- Case report
- Open Access
- Open Peer Review
Spontaneous complete migration of suture material after subcuticular continuous suture in cesarean section: a case report
© Ryu et al.; licensee BioMed Central Ltd. 2014
- Received: 2 May 2014
- Accepted: 2 December 2014
- Published: 6 December 2014
Skin closure during cesarean section is often performed with subcuticular running sutures by using a nonabsorbable suture material. However, this material has the risk of incomplete removal after wound healing and can migrate to other sites in rare cases.
A 34-year-old Korean woman who had undergone a cesarean section 5 months prior presented with a fine, blue object visible through the skin on her left lower abdomen. No pain or any other signs of inflammation were observed. The foreign body was revealed to be 10-cm-long suture material that had migrated laterally approximately 15 cm in intradermal layer during the previous 5 months, without tangling of the entire length.
Small remnants of suture materials in the subcutaneous tissue are known to migrate toward the superficial layer. The mechanism of these migrations is often thought to be related to foreign body immune reaction or the force generated in wound contracture. Long-distance migration of relatively long suture materials, as in the present case, has not been reported yet. Such a steady tension in a uniform direction within a human tissue layer cannot be explained clearly by the previously described mechanisms. That migration might have occurred in superficial subcutaneous tissue layers through the horizontal flow or movement of those layers during the recovery process that have not been revealed yet.
- Suture material migration
- Subcuticular suture
- Wound recovery
- Cesarean section
A transverse suprapubic (Pfannenstiel) incision is widely used during cesarean section, and the skin closure is often performed with a subcuticular running suture, which might be associated with a low risk of wound complications compared to staples . Either absorbable or nonabsorbable sutures can be used. Nonabsorbable sutures do not leave buried knots that can be associated with complications such as granulomas or abscesses . However, the material of these sutures has a risk of incomplete removal after wound healing and can migrate to other sites in rare cases.
Additional file 1: Video 1: The migrated suture material identified and removed through a skin incision. A 10-cm-long, fine, blue material is seen transversely in the left lower quadrant of the abdomen; the medial end is located approximately 5 cm horizontally from the scar of the previous cesarean section, and the lateral end has reached the upper lateral margin of the anterior superior iliac spine. No sign of inflammation is observed around the region. Under local anesthesia with lidocaine, the material is removed easily through a 2-mm incision. (WMV 11 MB)

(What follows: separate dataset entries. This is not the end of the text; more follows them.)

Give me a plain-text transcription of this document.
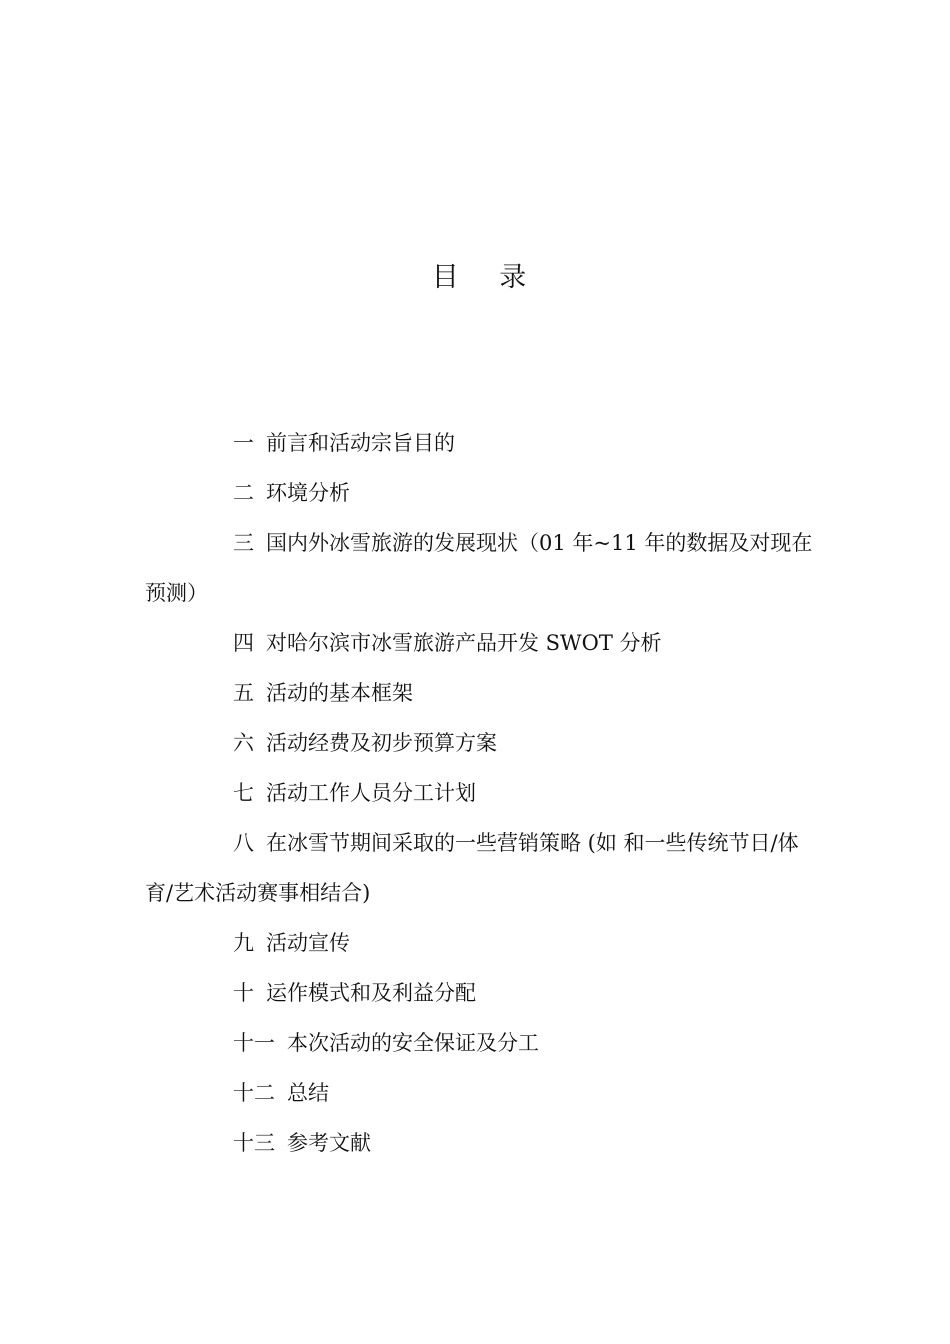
目 录
一 前言和活动宗旨目的
二 环境分析
三 国内外冰雪旅游的发展现状（01 年~11 年的数据及对现在预测）
四 对哈尔滨市冰雪旅游产品开发 SWOT 分析
五 活动的基本框架
六 活动经费及初步预算方案
七 活动工作人员分工计划
八 在冰雪节期间采取的一些营销策略 (如 和一些传统节日/体育/艺术活动赛事相结合)
九 活动宣传
十 运作模式和及利益分配
十一 本次活动的安全保证及分工
十二 总结
十三 参考文献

Small remnants of nonabsorbable suture materials in the dermis or hypodermis (subcutaneous tissue) are known to migrate toward the superficial layer or occasionally to other sites within the human tissue. The phenomenon can be associated with complications, as reported in plastic surgeries such as blepharoptosis repair . The mechanism of the migration was often thought to be related to foreign body immune reaction or to the force generated in wound contracture. However, no clear explanation has been proposed. To our knowledge, migration of relatively long suture materials, as in the present case, has not been reported yet. We retrieved related literature via PubMed by using keywords “migration”, “movement”, and “suture material”. In our case, the 10-cm length of the nylon suture migrated transversely to a relatively long distance (approximately 15 cm) within the dermis layer, without remarkable tangling of the entire length of the suture. Previously described mechanisms do not explain such uniform steady tension. Moreover, among suture materials, the nylon is known to have the least tissue reaction . Some cases of migration of subcutaneous catheters, which are larger than suture materials, have been reported , but the mechanism of these migrations might be a shift in the subcutaneous fat pad due to position change, which is not applicable to the transverse migration of suture material.

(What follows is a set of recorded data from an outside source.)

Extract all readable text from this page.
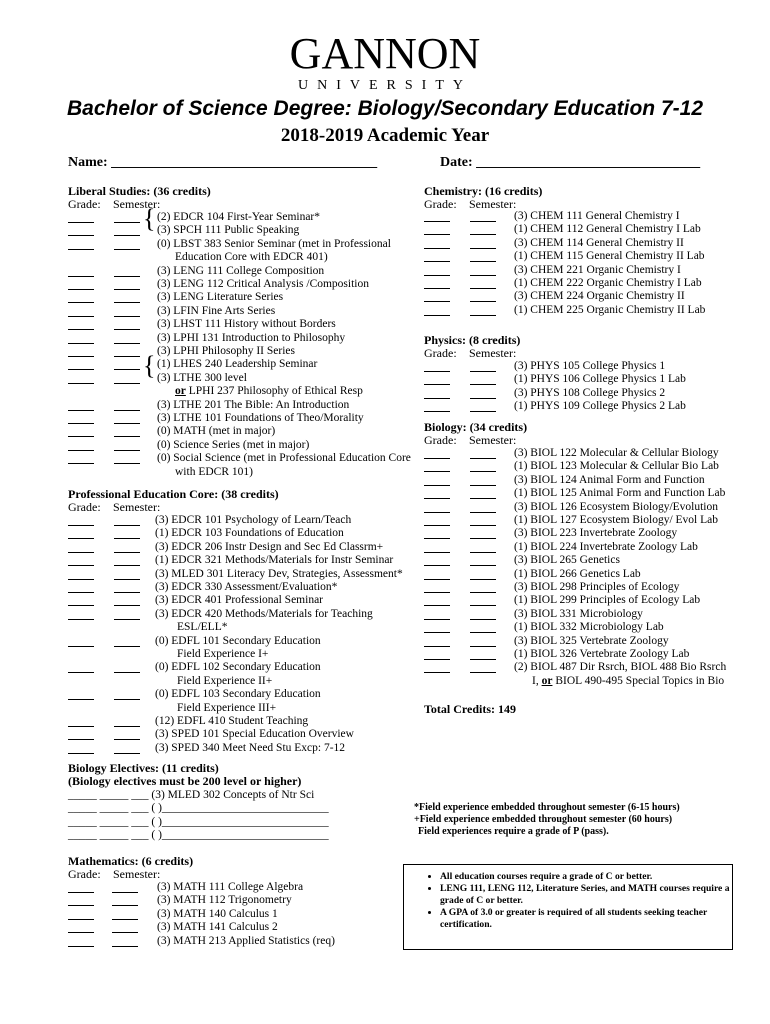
GANNON
UNIVERSITY
Bachelor of Science Degree: Biology/Secondary Education 7-12
2018-2019 Academic Year
Name: ______________________________________	Date: ________________________________
Liberal Studies: (36 credits)
Grade: Semester:
(2) EDCR 104 First-Year Seminar*
(3) SPCH 111 Public Speaking
(0) LBST 383 Senior Seminar (met in Professional
Education Core with EDCR 401)
(3) LENG 111 College Composition
(3) LENG 112 Critical Analysis /Composition
(3) LENG Literature Series
(3) LFIN Fine Arts Series
(3) LHST 111 History without Borders
(3) LPHI 131 Introduction to Philosophy
(3) LPHI Philosophy II Series
(1) LHES 240 Leadership Seminar
(3) LTHE 300 level
or LPHI 237 Philosophy of Ethical Resp
(3) LTHE 201 The Bible: An Introduction
(3) LTHE 101 Foundations of Theo/Morality
(0) MATH (met in major)
(0) Science Series (met in major)
(0) Social Science (met in Professional Education Core
with EDCR 101)
{
{
Professional Education Core: (38 credits)
Grade: Semester:
(3) EDCR 101 Psychology of Learn/Teach
(1) EDCR 103 Foundations of Education
(3) EDCR 206 Instr Design and Sec Ed Classrm+
(1) EDCR 321 Methods/Materials for Instr Seminar
(3) MLED 301 Literacy Dev, Strategies, Assessment*
(3) EDCR 330 Assessment/Evaluation*
(3) EDCR 401 Professional Seminar
(3) EDCR 420 Methods/Materials for Teaching
ESL/ELL*
(0) EDFL 101 Secondary Education
Field Experience I+
(0) EDFL 102 Secondary Education
Field Experience II+
(0) EDFL 103 Secondary Education
Field Experience III+
(12) EDFL 410 Student Teaching
(3) SPED 101 Special Education Overview
(3) SPED 340 Meet Need Stu Excp: 7-12
Biology Electives: (11 credits)
(Biology electives must be 200 level or higher)
_____ _____ ___ (3) MLED 302 Concepts of Ntr Sci
_____ _____ ___ ( )_____________________________
_____ _____ ___ ( )_____________________________
_____ _____ ___ ( )_____________________________
Mathematics: (6 credits)
Grade: Semester:
(3) MATH 111 College Algebra
(3) MATH 112 Trigonometry
(3) MATH 140 Calculus 1
(3) MATH 141 Calculus 2
(3) MATH 213 Applied Statistics (req)
Chemistry: (16 credits)
Grade: Semester:
(3) CHEM 111 General Chemistry I
(1) CHEM 112 General Chemistry I Lab
(3) CHEM 114 General Chemistry II
(1) CHEM 115 General Chemistry II Lab
(3) CHEM 221 Organic Chemistry I
(1) CHEM 222 Organic Chemistry I Lab
(3) CHEM 224 Organic Chemistry II
(1) CHEM 225 Organic Chemistry II Lab
Physics: (8 credits)
Grade: Semester:
(3) PHYS 105 College Physics 1
(1) PHYS 106 College Physics 1 Lab
(3) PHYS 108 College Physics 2
(1) PHYS 109 College Physics 2 Lab
Biology: (34 credits)
Grade: Semester:
(3) BIOL 122 Molecular & Cellular Biology
(1) BIOL 123 Molecular & Cellular Bio Lab
(3) BIOL 124 Animal Form and Function
(1) BIOL 125 Animal Form and Function Lab
(3) BIOL 126 Ecosystem Biology/Evolution
(1) BIOL 127 Ecosystem Biology/ Evol Lab
(3) BIOL 223 Invertebrate Zoology
(1) BIOL 224 Invertebrate Zoology Lab
(3) BIOL 265 Genetics
(1) BIOL 266 Genetics Lab
(3) BIOL 298 Principles of Ecology
(1) BIOL 299 Principles of Ecology Lab
(3) BIOL 331 Microbiology
(1) BIOL 332 Microbiology Lab
(3) BIOL 325 Vertebrate Zoology
(1) BIOL 326 Vertebrate Zoology Lab
(2) BIOL 487 Dir Rsrch, BIOL 488 Bio Rsrch
I, or BIOL 490-495 Special Topics in Bio
Total Credits: 149
*Field experience embedded throughout semester (6-15 hours)
+Field experience embedded throughout semester (60 hours)
Field experiences require a grade of P (pass).
• All education courses require a grade of C or better.
• LENG 111, LENG 112, Literature Series, and MATH courses require a grade of C or better.
• A GPA of 3.0 or greater is required of all students seeking teacher certification.
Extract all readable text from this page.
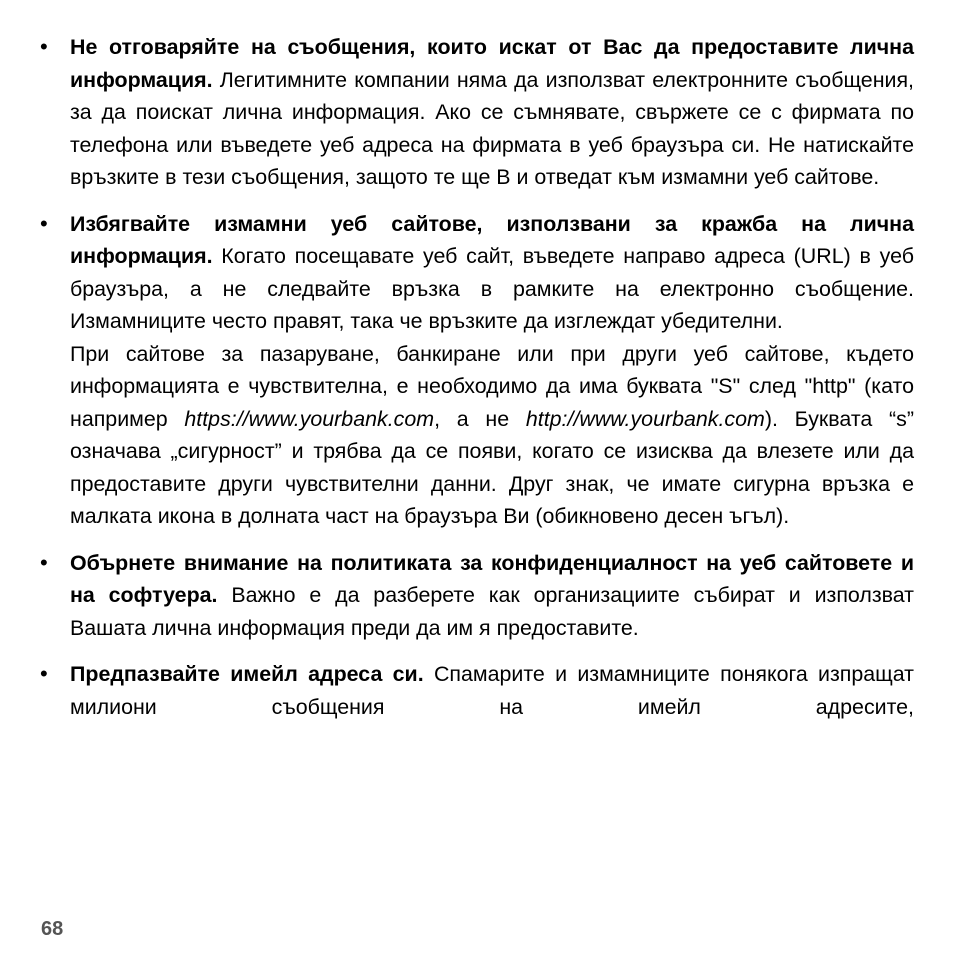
• Не отговаряйте на съобщения, които искат от Вас да предоставите лична информация. Легитимните компании няма да използват електронните съобщения, за да поискат лична информация. Ако се съмнявате, свържете се с фирмата по телефона или въведете уеб адреса на фирмата в уеб браузъра си. Не натискайте връзките в тези съобщения, защото те ще В и отведат към измамни уеб сайтове.

• Избягвайте измамни уеб сайтове, използвани за кражба на лична информация. Когато посещавате уеб сайт, въведете направо адреса (URL) в уеб браузъра, а не следвайте връзка в рамките на електронно съобщение. Измамниците често правят, така че връзките да изглеждат убедителни.

При сайтове за пазаруване, банкиране или при други уеб сайтове, където информацията е чувствителна, е необходимо да има буквата "S" след "http" (като например https://www.yourbank.com, а не http://www.yourbank.com). Буквата “s” означава „сигурност” и трябва да се появи, когато се изисква да влезете или да предоставите други чувствителни данни. Друг знак, че имате сигурна връзка е малката икона в долната част на браузъра Ви (обикновено десен ъгъл).

• Обърнете внимание на политиката за конфиденциалност на уеб сайтовете и на софтуера. Важно е да разберете как организациите събират и използват Вашата лична информация преди да им я предоставите.

• Предпазвайте имейл адреса си. Спамарите и измамниците понякога изпращат милиони съобщения на имейл адресите,

68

Subcuticular skin sutures usually penetrate the dermis or superficial subcutaneous tissue. The subcutaneous tissue layer supports the mobility of dermal and epidermal skin layers . The horizontal migration of the nonabsorbable suture in the present case might have occurred between the dermis and superficial subcutaneous tissue layers through the horizontal flow or movement of those layers, from the midline to the lateral side, during the recovery process or via mechanisms that have not been revealed yet.
More cases and studies are needed to explain the mechanism of the transverse migration of long suture materials. The results of these studies may provide evidence to better understand the movement of human tissues during wound recovery. Finally, practitioners need to be mindful that remnant suture materials can migrate to distant sites in rare cases. Careful exploration around the surgical wound might be helpful in these situations.
We obtained approval of this study from the institutional review board of the Korea University Anam Hospital Clinical Trial Center (reference No. 2014-05-0009).
Written informed consent was obtained from the patient for the publication of this case report and any accompanying images. A copy of the written consent form is available for review by the editor of this journal.